20.02.2007 13:31 |

Blutiges Drama

Mann erschlägt seine Ehefrau mit der Axt

Ein Mann aus Rinteln im deutschen Niedersachsen hat seine Ehefrau im Streit mit einer Axt erschlagen. Der 54 Jahre alte Sozialhilfeempfänger und gelernte Buchhändler habe die Tötung der neun Jahre jüngeren Frau gestanden, teilte die Polizei am Montag mit. Grausiges Detail: Die elfjährige Tochter des Paares habe dem Vater helfen müssen, die Leiche der Mutter einzuwickeln.

Die Bluttat geschah am späten Samstagabend in der Wohnung der Familie. Nach Polizeiangaben hatten die Eltern schon tagsüber viel Alkohol getrunken. Es kam zum Streit, der beim Abendessen eskalierte. Der Mann schüttete seiner Frau vor den Augen der elfjährigen Tochter und des sieben Jahre alten Sohnes das Essen ins Gesicht. Das Mädchen flüchtete, nachdem der Vater zum ersten Mal mit der Axt auf die Mutter eingeschlagen hatte. Der Junge war zu dem Zeitpunkt nicht mehr im Raum.

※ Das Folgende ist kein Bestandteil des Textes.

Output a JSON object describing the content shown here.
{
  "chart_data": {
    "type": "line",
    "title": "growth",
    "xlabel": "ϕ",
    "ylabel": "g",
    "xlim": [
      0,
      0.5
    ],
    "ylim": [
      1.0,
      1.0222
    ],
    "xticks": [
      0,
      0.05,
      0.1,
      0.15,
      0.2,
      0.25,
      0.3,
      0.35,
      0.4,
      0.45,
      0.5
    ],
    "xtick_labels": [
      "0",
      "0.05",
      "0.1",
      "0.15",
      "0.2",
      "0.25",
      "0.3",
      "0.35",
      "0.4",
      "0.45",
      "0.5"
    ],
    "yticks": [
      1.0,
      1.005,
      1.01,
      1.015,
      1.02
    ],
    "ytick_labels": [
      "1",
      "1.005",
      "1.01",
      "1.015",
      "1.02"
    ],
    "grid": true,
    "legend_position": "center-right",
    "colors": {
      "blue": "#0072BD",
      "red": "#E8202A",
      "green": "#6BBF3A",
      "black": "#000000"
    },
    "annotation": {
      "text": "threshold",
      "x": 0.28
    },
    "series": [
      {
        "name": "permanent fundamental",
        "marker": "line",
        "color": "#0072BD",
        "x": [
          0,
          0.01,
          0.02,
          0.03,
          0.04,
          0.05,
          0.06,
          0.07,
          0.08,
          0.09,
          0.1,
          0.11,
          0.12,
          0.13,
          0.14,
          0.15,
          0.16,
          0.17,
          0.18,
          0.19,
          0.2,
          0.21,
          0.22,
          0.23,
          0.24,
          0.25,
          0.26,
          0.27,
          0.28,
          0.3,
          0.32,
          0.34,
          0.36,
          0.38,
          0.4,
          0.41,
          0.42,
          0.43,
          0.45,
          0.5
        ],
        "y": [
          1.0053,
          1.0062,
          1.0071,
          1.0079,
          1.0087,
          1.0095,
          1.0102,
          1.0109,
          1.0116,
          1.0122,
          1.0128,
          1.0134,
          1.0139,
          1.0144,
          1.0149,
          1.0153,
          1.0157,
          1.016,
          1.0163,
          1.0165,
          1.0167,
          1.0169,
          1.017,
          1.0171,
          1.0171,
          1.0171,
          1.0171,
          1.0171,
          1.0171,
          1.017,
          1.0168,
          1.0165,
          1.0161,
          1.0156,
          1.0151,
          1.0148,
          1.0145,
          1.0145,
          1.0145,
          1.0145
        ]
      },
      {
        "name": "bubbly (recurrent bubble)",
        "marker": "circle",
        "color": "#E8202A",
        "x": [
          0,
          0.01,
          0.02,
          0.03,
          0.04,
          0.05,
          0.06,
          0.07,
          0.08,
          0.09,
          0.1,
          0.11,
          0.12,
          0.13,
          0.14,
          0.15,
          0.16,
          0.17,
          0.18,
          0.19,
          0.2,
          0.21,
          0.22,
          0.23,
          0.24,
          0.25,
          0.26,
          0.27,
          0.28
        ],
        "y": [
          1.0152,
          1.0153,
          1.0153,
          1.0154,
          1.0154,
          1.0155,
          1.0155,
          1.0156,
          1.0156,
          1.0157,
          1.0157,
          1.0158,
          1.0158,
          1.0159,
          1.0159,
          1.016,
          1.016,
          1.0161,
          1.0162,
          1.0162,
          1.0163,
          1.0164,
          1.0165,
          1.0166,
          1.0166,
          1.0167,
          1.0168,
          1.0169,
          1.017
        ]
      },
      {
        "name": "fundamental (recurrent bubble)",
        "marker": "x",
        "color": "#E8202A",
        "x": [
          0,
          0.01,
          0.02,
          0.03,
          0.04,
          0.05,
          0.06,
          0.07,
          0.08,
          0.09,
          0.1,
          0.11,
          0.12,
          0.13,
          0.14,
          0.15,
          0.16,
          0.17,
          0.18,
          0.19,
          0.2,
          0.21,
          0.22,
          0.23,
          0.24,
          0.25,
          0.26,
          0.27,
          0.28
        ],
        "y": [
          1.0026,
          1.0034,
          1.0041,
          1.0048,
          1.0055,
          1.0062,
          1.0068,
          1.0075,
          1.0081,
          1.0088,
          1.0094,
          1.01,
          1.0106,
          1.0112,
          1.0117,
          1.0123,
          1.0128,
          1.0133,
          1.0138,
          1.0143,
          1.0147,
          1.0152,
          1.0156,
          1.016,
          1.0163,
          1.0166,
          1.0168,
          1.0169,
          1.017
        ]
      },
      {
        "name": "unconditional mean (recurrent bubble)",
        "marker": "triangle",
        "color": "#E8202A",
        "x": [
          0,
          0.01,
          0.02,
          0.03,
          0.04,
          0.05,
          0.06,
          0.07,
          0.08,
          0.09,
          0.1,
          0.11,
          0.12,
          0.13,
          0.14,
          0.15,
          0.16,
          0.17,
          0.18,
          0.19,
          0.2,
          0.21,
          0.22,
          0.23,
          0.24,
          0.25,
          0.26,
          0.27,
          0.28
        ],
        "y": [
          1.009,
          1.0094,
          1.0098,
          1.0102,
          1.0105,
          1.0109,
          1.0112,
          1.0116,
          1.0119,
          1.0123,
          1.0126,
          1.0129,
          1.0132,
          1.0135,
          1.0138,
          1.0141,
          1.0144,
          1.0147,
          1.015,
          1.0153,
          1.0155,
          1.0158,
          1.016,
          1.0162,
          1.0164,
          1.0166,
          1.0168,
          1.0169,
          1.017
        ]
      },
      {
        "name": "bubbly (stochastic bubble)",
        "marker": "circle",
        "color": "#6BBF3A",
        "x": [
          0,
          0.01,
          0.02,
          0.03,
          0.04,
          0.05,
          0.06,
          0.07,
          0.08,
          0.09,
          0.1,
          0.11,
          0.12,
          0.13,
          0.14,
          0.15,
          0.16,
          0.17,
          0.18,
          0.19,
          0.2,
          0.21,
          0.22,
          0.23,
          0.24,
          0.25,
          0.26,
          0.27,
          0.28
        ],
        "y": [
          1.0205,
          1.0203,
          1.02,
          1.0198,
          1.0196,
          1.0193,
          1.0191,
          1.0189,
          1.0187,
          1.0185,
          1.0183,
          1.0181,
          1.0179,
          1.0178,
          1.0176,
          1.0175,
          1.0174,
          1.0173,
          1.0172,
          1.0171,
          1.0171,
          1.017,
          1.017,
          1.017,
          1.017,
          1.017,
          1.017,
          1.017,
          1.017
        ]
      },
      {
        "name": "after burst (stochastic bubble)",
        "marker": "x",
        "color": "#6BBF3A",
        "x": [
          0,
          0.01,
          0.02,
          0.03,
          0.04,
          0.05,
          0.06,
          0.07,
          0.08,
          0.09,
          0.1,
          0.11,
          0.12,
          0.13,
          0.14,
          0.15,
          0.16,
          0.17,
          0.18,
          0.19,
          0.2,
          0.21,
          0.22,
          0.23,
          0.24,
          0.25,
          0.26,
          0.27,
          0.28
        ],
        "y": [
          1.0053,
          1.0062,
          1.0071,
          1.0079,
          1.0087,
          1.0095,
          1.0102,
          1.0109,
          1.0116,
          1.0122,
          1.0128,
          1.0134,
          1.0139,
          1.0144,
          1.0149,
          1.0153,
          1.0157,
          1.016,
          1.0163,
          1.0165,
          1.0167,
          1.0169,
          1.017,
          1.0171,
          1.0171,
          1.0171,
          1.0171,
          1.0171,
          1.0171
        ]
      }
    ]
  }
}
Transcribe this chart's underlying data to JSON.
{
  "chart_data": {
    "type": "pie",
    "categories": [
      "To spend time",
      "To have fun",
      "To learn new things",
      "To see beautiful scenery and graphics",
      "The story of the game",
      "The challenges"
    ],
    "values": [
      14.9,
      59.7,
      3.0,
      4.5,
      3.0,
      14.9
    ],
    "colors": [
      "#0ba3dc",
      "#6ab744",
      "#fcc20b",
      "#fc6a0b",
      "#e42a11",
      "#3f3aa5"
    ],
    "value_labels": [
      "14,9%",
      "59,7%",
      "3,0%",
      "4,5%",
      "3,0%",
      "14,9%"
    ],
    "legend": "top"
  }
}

Die Tochter sagte bei der Polizei aus, sie habe schon Schlimmeres gesehen, als die Axt-Attacke gegen die Mutter. Als sie den Raum nach dem ersten Angriff verließ, habe sie die Gefahr nicht erkannt.

Kind muss Vater helfen, die Leiche einzuwickeln
Das Mädchen sah die tote Mutter den bisherigen Ermittlungen zufolge am nächsten Morgen. Das Kind musste dem Vater helfen, die Leiche einzuwickeln. Der 54-Jährige versuchte dann, Blutspuren am Tatort zu beseitigen. Anschließend schaffte er seine tote Frau mit einem Schubkarren in ein nahe gelegenes Waldstück. Dort soll er eine Grube gegraben, die Tote hinein gelegt und die Leiche mit Reisig bedeckt haben.

Die Elfjährige alarmierte am Sonntagvormittag ihren 22 Jahre alten Bruder. Dieser rief dann die Polizei. Die Beamten fanden den Familienvater ebenso wie die Leiche seiner Frau in dem Waldstück. Die Kinder wurden zu Familienangehörigen gebracht. Sie werden psychologisch betreut.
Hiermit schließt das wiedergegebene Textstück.